Re: [Asrg] Iteration #3.
2010-02-06 11:55:51
Alessandro Vesely wrote:
On 05/Feb/10 20:10, Chris Lewis wrote:
-1. It is perfectly legal for an IMAP server to be at 127.0.0.1, but
that doesn't produce an email address by the above rule.
If an installation configures that way, then they don't want abuse
reports. If they do want them, they adjust how it's configured.
This argument is the opposite of what Derek said. That is, a
convenience mailstore located on the recipient side of a message path
may have no clue at all, and rely on its upstream servers for SPF/DKIM
verifications, filtering, and reputation assessments.
This is not a problem. The mailstore owner either configures DNS to
make it happen properly, or elects not to. Without necessarily having
to involve the mailstore in the report flow.
And yet,
If we reset the discussion why do we maintain that reports have to be
sent by SMTP/MSA? IMAP is better (see below).
You just did it again. This _forces_ technology dependence, requires
that the mailstore implement abuse reporting mechanisms, and violates
the whole idea of simplification so as to not dictate that any specific
part of the mailflow other than the UA needs to know how to send an
abuse report.
Spec #1 is _only_ how the UA finds out when TiS is enabled, and where to
send SMTP'd reports (presumably ARFd). If you want to go back to IMAP,
that undoes both resets and goes back to something that probably
disenfranchises most installations from being able to do this.
-1. Even if I haven't got what DNSish thing you mean, if we discard
the message path we cannot distinguish botnets from reliable servers.
Inband authentication traces are the keystones for handling
non-criminal spam.
All the message path information is in the ARF report, to be processed
or not, as the abuse reporting service is designed. Including DKIM/SPF
information etc. Well, yes, the body could be S/Mime'd or PGP
encrypted, but the report probably has all it needs in the header anyway.

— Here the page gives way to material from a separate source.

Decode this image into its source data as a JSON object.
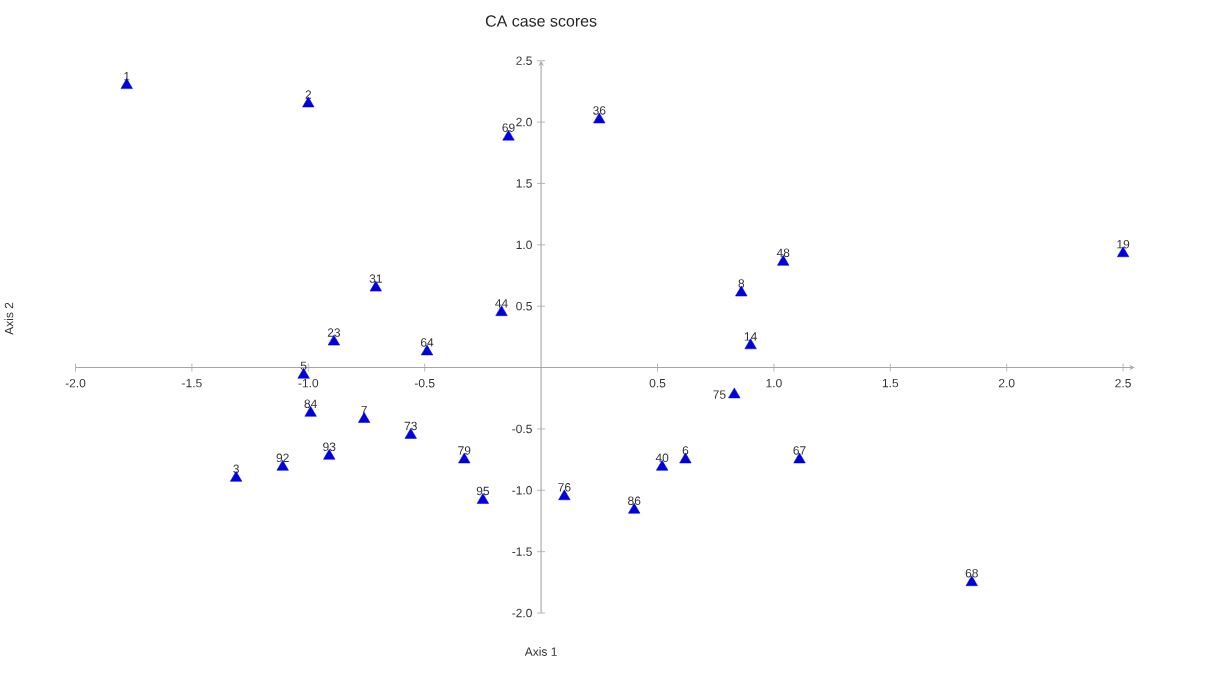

Your argument presupposes that the UA can distinguish such things.
Usually it can't. Leave that to the report receiver.
Astute readers will notice that (1) is a trivially simple MUA hack, and
that (2) isn't necessary for many installations wanting TiS info (for
filter tuning) and don't forward them anywhere.
For filter training you also need "ham" type submissions,
Only if you're doing server-based Bayes and the abuse handling mechanism
is separate from the inbound mail flow. You don't necessarily need
user-end ham submissions if you can get at the mailflow.
which ARF is
currently missing. In addition, you need to deliver uncertain
messages, flagged as possible spam, e.g. in a "Junk" folder.
Although similar, the topic of how to properly synchronize server side
filtering with client's Bayesian data is different from the idea of
generalizing FBLs. My understanding is that this topic primarily
concerns IMAP, since webmail and POP3 have no provisions for
synchronizing contents.
It's in the ARF, so synchronization isn't necessary.